Lime Cabbage Salad

Today’s recipe comes from my grandma’s files. It doesn’t have a title, so it’s possible this salad originally had a fancy name like Ambrosia or something like that. I don’t run into a lot of jello recipes that call for cabbage so of course I had to give this one a try. It’s possible my grandma scribbled it down in the 1960’s, but my gut tells me it’s 1950’s.

The Recipe


  • 1 – 3 oz. package of lime jello
  • 1 cup boiling water
  • 1 cup small (mini) marshmallows
  • 1 cup drained crushed pineapple
  • 1 cup pineapple juice
  • 1 cup mayonnaise
  • 1 cup walnuts (optional)
  • 1 cup grated cabbage
  • 1 cup whipping cream, whipped
  • Maraschino cherries (optional)

Top tip: As long as you can remember what you need, just throw one cup of everything in there.


  1. Dissolve lime jello in the boiling water. Stir in the marshmallows to melt.

2. Drain the pineapple, saving the juice. Once the marshmallows are melted, add everything but the cherries and whipping cream.

3. Mix together then fold in the whipped cream. Pour into a mold and dot with cherries. The recipe simply says “cherry” so I’m assuming this means maraschino cherries. All signs point to maraschinos.

Note: If you want your cherries to show up at the top of the salad when you unmold, gently push them down with a knife or a spoon. Only half of my cherries sank to the bottom before setting.

4. Refrigerate overnight or until set.

After doing a bit of research I discovered that this combination of ingredients isn’t as unusual as I thought it was. I’ve found a few versions that call for carrots, and others that omit the vegetables completely. Those ones are called Sea Foam Salad, which are actually much more like my grandma’s Emerald Salad than whatever this one is.

I also feel compelled to add that my kitchen has been torn up for months now and I could not find any platters large enough to hold my big ring mold. As a result, my photos are a bit lackluster. But in my defense, it would take a lot more than fancy lighting and a pretty platter to make a slice of this salad look appetizing.

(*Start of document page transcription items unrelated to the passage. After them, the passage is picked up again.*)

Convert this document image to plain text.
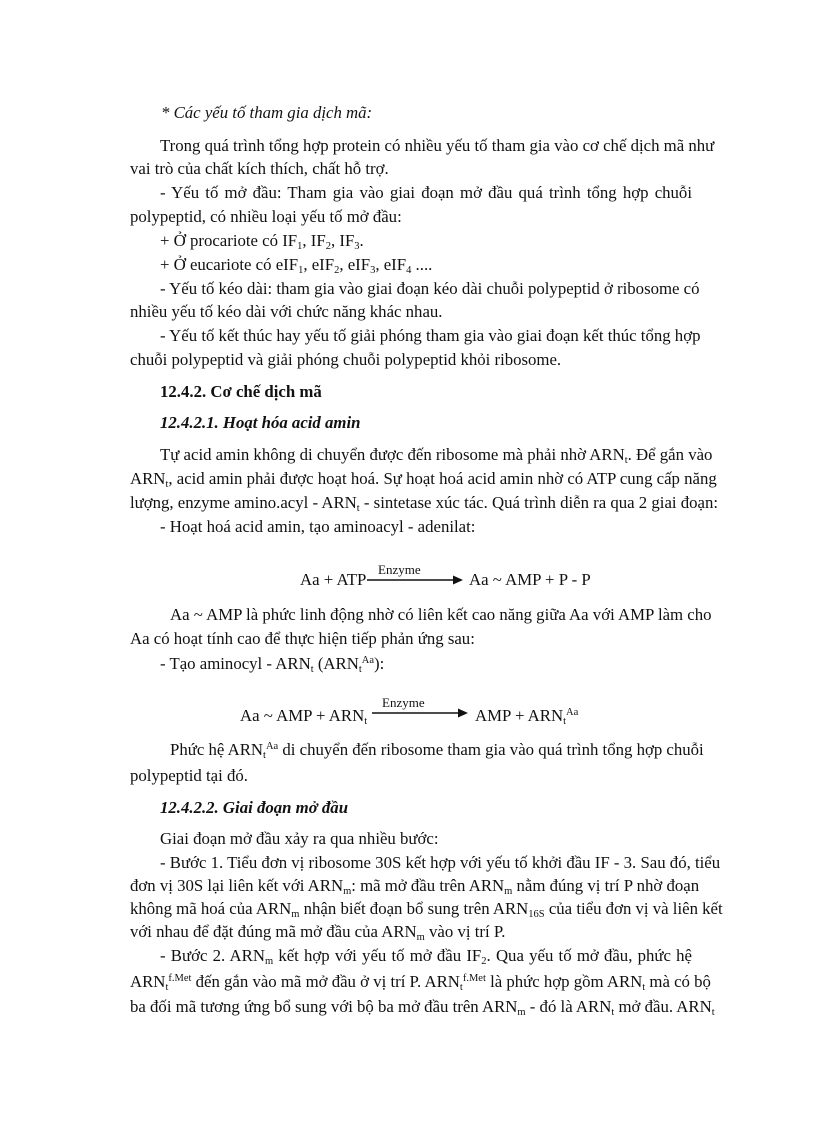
* Các yếu tố tham gia dịch mã:
Trong quá trình tổng hợp protein có nhiều yếu tố tham gia vào cơ chế dịch mã như
vai trò của chất kích thích, chất hỗ trợ.
- Yếu tố mở đầu: Tham gia vào giai đoạn mở đầu quá trình tổng hợp chuỗi
polypeptid, có nhiều loại yếu tố mở đầu:
+ Ở procariote có $IF_1$, $IF_2$, $IF_3$.
+ Ở eucariote có eIF$_1$, eIF$_2$, eIF$_3$, eIF$_4$ ....
- Yếu tố kéo dài: tham gia vào giai đoạn kéo dài chuỗi polypeptid ở ribosome có
nhiều yếu tố kéo dài với chức năng khác nhau.
- Yếu tố kết thúc hay yếu tố giải phóng tham gia vào giai đoạn kết thúc tổng hợp
chuỗi polypeptid và giải phóng chuỗi polypeptid khỏi ribosome.
12.4.2. Cơ chế dịch mã
12.4.2.1. Hoạt hóa acid amin
Tự acid amin không di chuyển được đến ribosome mà phải nhờ $ARN_t$. Để gắn vào
$ARN_t$, acid amin phải được hoạt hoá. Sự hoạt hoá acid amin nhờ có ATP cung cấp năng
lượng, enzyme amino.acyl - $ARN_t$ - sintetase xúc tác. Quá trình diễn ra qua 2 giai đoạn:
- Hoạt hoá acid amin, tạo aminoacyl - adenilat:
Aa + ATP
Enzyme
Aa ~ AMP + P - P
Aa ~ AMP là phức linh động nhờ có liên kết cao năng giữa Aa với AMP làm cho
Aa có hoạt tính cao để thực hiện tiếp phản ứng sau:
- Tạo aminocyl - $ARN_t$ $(ARN_t^{Aa})$:
Aa ~ AMP + $ARN_t$
Enzyme
AMP + $ARN_t^{Aa}$
Phức hệ $ARN_t^{Aa}$ di chuyển đến ribosome tham gia vào quá trình tổng hợp chuỗi
polypeptid tại đó.
12.4.2.2. Giai đoạn mở đầu
Giai đoạn mở đầu xảy ra qua nhiều bước:
- Bước 1. Tiểu đơn vị ribosome 30S kết hợp với yếu tố khởi đầu IF - 3. Sau đó, tiểu
đơn vị 30S lại liên kết với $ARN_m$: mã mở đầu trên $ARN_m$ nằm đúng vị trí P nhờ đoạn
không mã hoá của $ARN_m$ nhận biết đoạn bổ sung trên $ARN_{16S}$ của tiểu đơn vị và liên kết
với nhau để đặt đúng mã mở đầu của $ARN_m$ vào vị trí P.
- Bước 2. $ARN_m$ kết hợp với yếu tố mở đầu $IF_2$. Qua yếu tố mở đầu, phức hệ
$ARN_t^{f.Met}$ đến gắn vào mã mở đầu ở vị trí P. $ARN_t^{f.Met}$ là phức hợp gồm $ARN_t$ mà có bộ
ba đối mã tương ứng bổ sung với bộ ba mở đầu trên $ARN_m$ - đó là $ARN_t$ mở đầu. $ARN_t$
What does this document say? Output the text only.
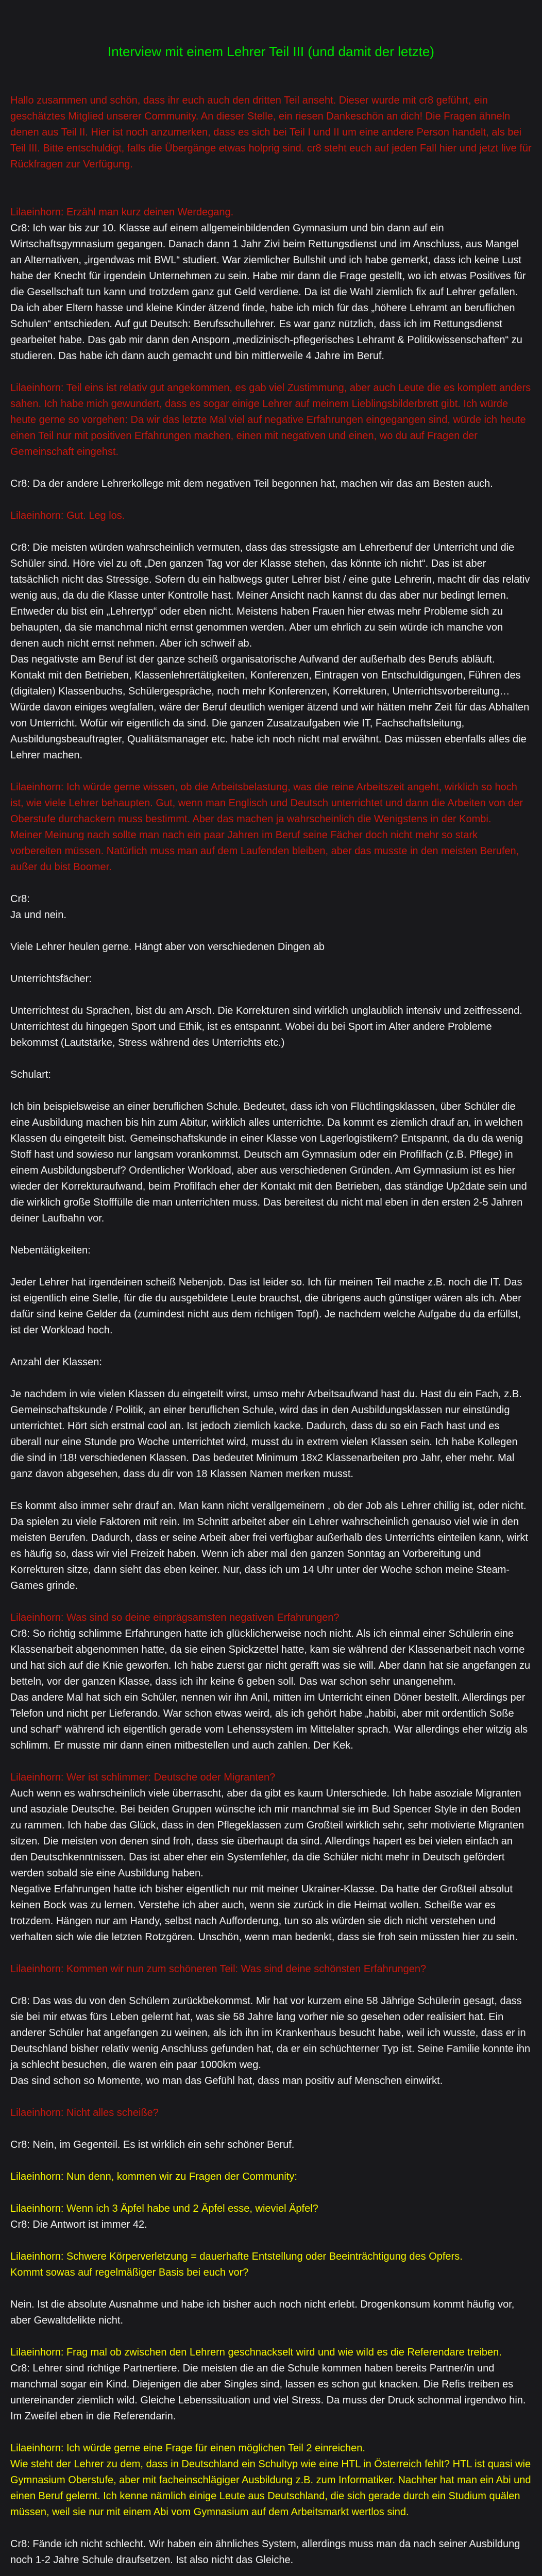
Interview mit einem Lehrer Teil III (und damit der letzte)

Hallo zusammen und schön, dass ihr euch auch den dritten Teil anseht. Dieser wurde mit cr8 geführt, ein geschätztes Mitglied unserer Community. An dieser Stelle, ein riesen Dankeschön an dich! Die Fragen ähneln denen aus Teil II. Hier ist noch anzumerken, dass es sich bei Teil I und II um eine andere Person handelt, als bei Teil III. Bitte entschuldigt, falls die Übergänge etwas holprig sind. cr8 steht euch auf jeden Fall hier und jetzt live für Rückfragen zur Verfügung.

Lilaeinhorn: Erzähl man kurz deinen Werdegang.

Cr8: Ich war bis zur 10. Klasse auf einem allgemeinbildenden Gymnasium und bin dann auf ein Wirtschaftsgymnasium gegangen. Danach dann 1 Jahr Zivi beim Rettungsdienst und im Anschluss, aus Mangel an Alternativen, „irgendwas mit BWL“ studiert. War ziemlicher Bullshit und ich habe gemerkt, dass ich keine Lust habe der Knecht für irgendein Unternehmen zu sein. Habe mir dann die Frage gestellt, wo ich etwas Positives für die Gesellschaft tun kann und trotzdem ganz gut Geld verdiene. Da ist die Wahl ziemlich fix auf Lehrer gefallen. Da ich aber Eltern hasse und kleine Kinder ätzend finde, habe ich mich für das „höhere Lehramt an beruflichen Schulen“ entschieden. Auf gut Deutsch: Berufsschullehrer. Es war ganz nützlich, dass ich im Rettungsdienst gearbeitet habe. Das gab mir dann den Ansporn „medizinisch-pflegerisches Lehramt & Politikwissenschaften“ zu studieren. Das habe ich dann auch gemacht und bin mittlerweile 4 Jahre im Beruf.

Lilaeinhorn: Teil eins ist relativ gut angekommen, es gab viel Zustimmung, aber auch Leute die es komplett anders sahen. Ich habe mich gewundert, dass es sogar einige Lehrer auf meinem Lieblingsbilderbrett gibt. Ich würde heute gerne so vorgehen: Da wir das letzte Mal viel auf negative Erfahrungen eingegangen sind, würde ich heute einen Teil nur mit positiven Erfahrungen machen, einen mit negativen und einen, wo du auf Fragen der Gemeinschaft eingehst.

Cr8: Da der andere Lehrerkollege mit dem negativen Teil begonnen hat, machen wir das am Besten auch.

Lilaeinhorn: Gut. Leg los.

Cr8: Die meisten würden wahrscheinlich vermuten, dass das stressigste am Lehrerberuf der Unterricht und die Schüler sind. Höre viel zu oft „Den ganzen Tag vor der Klasse stehen, das könnte ich nicht“. Das ist aber tatsächlich nicht das Stressige. Sofern du ein halbwegs guter Lehrer bist / eine gute Lehrerin, macht dir das relativ wenig aus, da du die Klasse unter Kontrolle hast. Meiner Ansicht nach kannst du das aber nur bedingt lernen. Entweder du bist ein „Lehrertyp“ oder eben nicht. Meistens haben Frauen hier etwas mehr Probleme sich zu behaupten, da sie manchmal nicht ernst genommen werden. Aber um ehrlich zu sein würde ich manche von denen auch nicht ernst nehmen. Aber ich schweif ab.

Das negativste am Beruf ist der ganze scheiß organisatorische Aufwand der außerhalb des Berufs abläuft. Kontakt mit den Betrieben, Klassenlehrertätigkeiten, Konferenzen, Eintragen von Entschuldigungen, Führen des (digitalen) Klassenbuchs, Schülergespräche, noch mehr Konferenzen, Korrekturen, Unterrichtsvorbereitung… Würde davon einiges wegfallen, wäre der Beruf deutlich weniger ätzend und wir hätten mehr Zeit für das Abhalten von Unterricht. Wofür wir eigentlich da sind. Die ganzen Zusatzaufgaben wie IT, Fachschaftsleitung, Ausbildungsbeauftragter, Qualitätsmanager etc. habe ich noch nicht mal erwähnt. Das müssen ebenfalls alles die Lehrer machen.

Lilaeinhorn: Ich würde gerne wissen, ob die Arbeitsbelastung, was die reine Arbeitszeit angeht, wirklich so hoch ist, wie viele Lehrer behaupten. Gut, wenn man Englisch und Deutsch unterrichtet und dann die Arbeiten von der Oberstufe durchackern muss bestimmt. Aber das machen ja wahrscheinlich die Wenigstens in der Kombi.

Meiner Meinung nach sollte man nach ein paar Jahren im Beruf seine Fächer doch nicht mehr so stark vorbereiten müssen. Natürlich muss man auf dem Laufenden bleiben, aber das musste in den meisten Berufen, außer du bist Boomer.

Cr8:

Ja und nein.

Viele Lehrer heulen gerne. Hängt aber von verschiedenen Dingen ab

Unterrichtsfächer:

Unterrichtest du Sprachen, bist du am Arsch. Die Korrekturen sind wirklich unglaublich intensiv und zeitfressend. Unterrichtest du hingegen Sport und Ethik, ist es entspannt. Wobei du bei Sport im Alter andere Probleme bekommst (Lautstärke, Stress während des Unterrichts etc.)

Schulart:

Ich bin beispielsweise an einer beruflichen Schule. Bedeutet, dass ich von Flüchtlingsklassen, über Schüler die eine Ausbildung machen bis hin zum Abitur, wirklich alles unterrichte. Da kommt es ziemlich drauf an, in welchen Klassen du eingeteilt bist. Gemeinschaftskunde in einer Klasse von Lagerlogistikern? Entspannt, da du da wenig Stoff hast und sowieso nur langsam vorankommst. Deutsch am Gymnasium oder ein Profilfach (z.B. Pflege) in einem Ausbildungsberuf? Ordentlicher Workload, aber aus verschiedenen Gründen. Am Gymnasium ist es hier wieder der Korrekturaufwand, beim Profilfach eher der Kontakt mit den Betrieben, das ständige Up2date sein und die wirklich große Stofffülle die man unterrichten muss. Das bereitest du nicht mal eben in den ersten 2-5 Jahren deiner Laufbahn vor.

Nebentätigkeiten:

Jeder Lehrer hat irgendeinen scheiß Nebenjob. Das ist leider so. Ich für meinen Teil mache z.B. noch die IT. Das ist eigentlich eine Stelle, für die du ausgebildete Leute brauchst, die übrigens auch günstiger wären als ich. Aber dafür sind keine Gelder da (zumindest nicht aus dem richtigen Topf). Je nachdem welche Aufgabe du da erfüllst, ist der Workload hoch.

Anzahl der Klassen:

Je nachdem in wie vielen Klassen du eingeteilt wirst, umso mehr Arbeitsaufwand hast du. Hast du ein Fach, z.B. Gemeinschaftskunde / Politik, an einer beruflichen Schule, wird das in den Ausbildungsklassen nur einstündig unterrichtet. Hört sich erstmal cool an. Ist jedoch ziemlich kacke. Dadurch, dass du so ein Fach hast und es überall nur eine Stunde pro Woche unterrichtet wird, musst du in extrem vielen Klassen sein. Ich habe Kollegen die sind in !18! verschiedenen Klassen. Das bedeutet Minimum 18x2 Klassenarbeiten pro Jahr, eher mehr. Mal ganz davon abgesehen, dass du dir von 18 Klassen Namen merken musst.

Es kommt also immer sehr drauf an. Man kann nicht verallgemeinern , ob der Job als Lehrer chillig ist, oder nicht. Da spielen zu viele Faktoren mit rein. Im Schnitt arbeitet aber ein Lehrer wahrscheinlich genauso viel wie in den meisten Berufen. Dadurch, dass er seine Arbeit aber frei verfügbar außerhalb des Unterrichts einteilen kann, wirkt es häufig so, dass wir viel Freizeit haben. Wenn ich aber mal den ganzen Sonntag an Vorbereitung und Korrekturen sitze, dann sieht das eben keiner. Nur, dass ich um 14 Uhr unter der Woche schon meine Steam-Games grinde.

Lilaeinhorn: Was sind so deine einprägsamsten negativen Erfahrungen?

Cr8: So richtig schlimme Erfahrungen hatte ich glücklicherweise noch nicht. Als ich einmal einer Schülerin eine Klassenarbeit abgenommen hatte, da sie einen Spickzettel hatte, kam sie während der Klassenarbeit nach vorne und hat sich auf die Knie geworfen. Ich habe zuerst gar nicht gerafft was sie will. Aber dann hat sie angefangen zu betteln, vor der ganzen Klasse, dass ich ihr keine 6 geben soll. Das war schon sehr unangenehm.

Das andere Mal hat sich ein Schüler, nennen wir ihn Anil, mitten im Unterricht einen Döner bestellt. Allerdings per Telefon und nicht per Lieferando. War schon etwas weird, als ich gehört habe „habibi, aber mit ordentlich Soße und scharf“ während ich eigentlich gerade vom Lehenssystem im Mittelalter sprach. War allerdings eher witzig als schlimm. Er musste mir dann einen mitbestellen und auch zahlen. Der Kek.

Lilaeinhorn: Wer ist schlimmer: Deutsche oder Migranten?

Auch wenn es wahrscheinlich viele überrascht, aber da gibt es kaum Unterschiede. Ich habe asoziale Migranten und asoziale Deutsche. Bei beiden Gruppen wünsche ich mir manchmal sie im Bud Spencer Style in den Boden zu rammen. Ich habe das Glück, dass in den Pflegeklassen zum Großteil wirklich sehr, sehr motivierte Migranten sitzen. Die meisten von denen sind froh, dass sie überhaupt da sind. Allerdings hapert es bei vielen einfach an den Deutschkenntnissen. Das ist aber eher ein Systemfehler, da die Schüler nicht mehr in Deutsch gefördert werden sobald sie eine Ausbildung haben.

Negative Erfahrungen hatte ich bisher eigentlich nur mit meiner Ukrainer-Klasse. Da hatte der Großteil absolut keinen Bock was zu lernen. Verstehe ich aber auch, wenn sie zurück in die Heimat wollen. Scheiße war es trotzdem. Hängen nur am Handy, selbst nach Aufforderung, tun so als würden sie dich nicht verstehen und verhalten sich wie die letzten Rotzgören. Unschön, wenn man bedenkt, dass sie froh sein müssten hier zu sein.

Lilaeinhorn: Kommen wir nun zum schöneren Teil: Was sind deine schönsten Erfahrungen?

Cr8: Das was du von den Schülern zurückbekommst. Mir hat vor kurzem eine 58 Jährige Schülerin gesagt, dass sie bei mir etwas fürs Leben gelernt hat, was sie 58 Jahre lang vorher nie so gesehen oder realisiert hat. Ein anderer Schüler hat angefangen zu weinen, als ich ihn im Krankenhaus besucht habe, weil ich wusste, dass er in Deutschland bisher relativ wenig Anschluss gefunden hat, da er ein schüchterner Typ ist. Seine Familie konnte ihn ja schlecht besuchen, die waren ein paar 1000km weg.

Das sind schon so Momente, wo man das Gefühl hat, dass man positiv auf Menschen einwirkt.

Lilaeinhorn: Nicht alles scheiße?

Cr8: Nein, im Gegenteil. Es ist wirklich ein sehr schöner Beruf.

Lilaeinhorn: Nun denn, kommen wir zu Fragen der Community:

Lilaeinhorn: Wenn ich 3 Äpfel habe und 2 Äpfel esse, wieviel Äpfel?

Cr8: Die Antwort ist immer 42.

Lilaeinhorn: Schwere Körperverletzung = dauerhafte Entstellung oder Beeinträchtigung des Opfers.

Kommt sowas auf regelmäßiger Basis bei euch vor?

Nein. Ist die absolute Ausnahme und habe ich bisher auch noch nicht erlebt. Drogenkonsum kommt häufig vor, aber Gewaltdelikte nicht.

Lilaeinhorn: Frag mal ob zwischen den Lehrern geschnackselt wird und wie wild es die Referendare treiben.

Cr8: Lehrer sind richtige Partnertiere. Die meisten die an die Schule kommen haben bereits Partner/in und manchmal sogar ein Kind. Diejenigen die aber Singles sind, lassen es schon gut knacken. Die Refis treiben es untereinander ziemlich wild. Gleiche Lebenssituation und viel Stress. Da muss der Druck schonmal irgendwo hin. Im Zweifel eben in die Referendarin.

Lilaeinhorn: Ich würde gerne eine Frage für einen möglichen Teil 2 einreichen.

Wie steht der Lehrer zu dem, dass in Deutschland ein Schultyp wie eine HTL in Österreich fehlt? HTL ist quasi wie Gymnasium Oberstufe, aber mit facheinschlägiger Ausbildung z.B. zum Informatiker. Nachher hat man ein Abi und einen Beruf gelernt. Ich kenne nämlich einige Leute aus Deutschland, die sich gerade durch ein Studium quälen müssen, weil sie nur mit einem Abi vom Gymnasium auf dem Arbeitsmarkt wertlos sind.

Cr8: Fände ich nicht schlecht. Wir haben ein ähnliches System, allerdings muss man da nach seiner Ausbildung noch 1-2 Jahre Schule draufsetzen. Ist also nicht das Gleiche.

There isn’t much else to say about this particular recipe, but I thought it might be fun to add a little bit of history about maraschino cherries, since this is, oddly enough, the first time I’ve used them in my historic food.

A Brief History of Maraschino Cherries

Black Marasca cherry liqueur has been used for cordials and preserves for centuries, but one particular recipe by the Italian Luxardo family in the 1820’s made liqueur-soaked cherries the go-to ingredient for desserts and cocktails across the globe. The Luxardo maraschino cherry tradition continued for generations despite devastating losses during WWII.

Meanwhile, at the turn of the 20th century, Americans wanted to create a cheap, mass-produced alternative to European maraschinos with locally-grown Royal Ann cherries and without soaking them in the traditional liqueur. There were continued problems with color and flavor loss until an experimental combination of synthetic dyes and additives resulted in the bright red maraschino cherry we are familiar with today. Unfortunately, the texture wasn’t so great and the shelf life was short, which was a problem that was eventually solved by Ernest Wiegand of the Oregon Agricultural College in 1925. American “maraschinos” became incredibly popular in the 1930’s and are now something of a symbol of retro Americana food.

The Verdict

The only problem with this jello salad is the texture. The squishy foamy bits are fine, but the stringy and crunchy bits are less fine. The flavor is actually pretty good though, and nobody would know cabbage is in there unless you told them. This one is very tough to rate because I did like it, but I’m not sure your average retro jello newbie would. Regardless, it’s an excellent candidate for a midcentury-themed party! Just off-putting enough to be funny without being gross.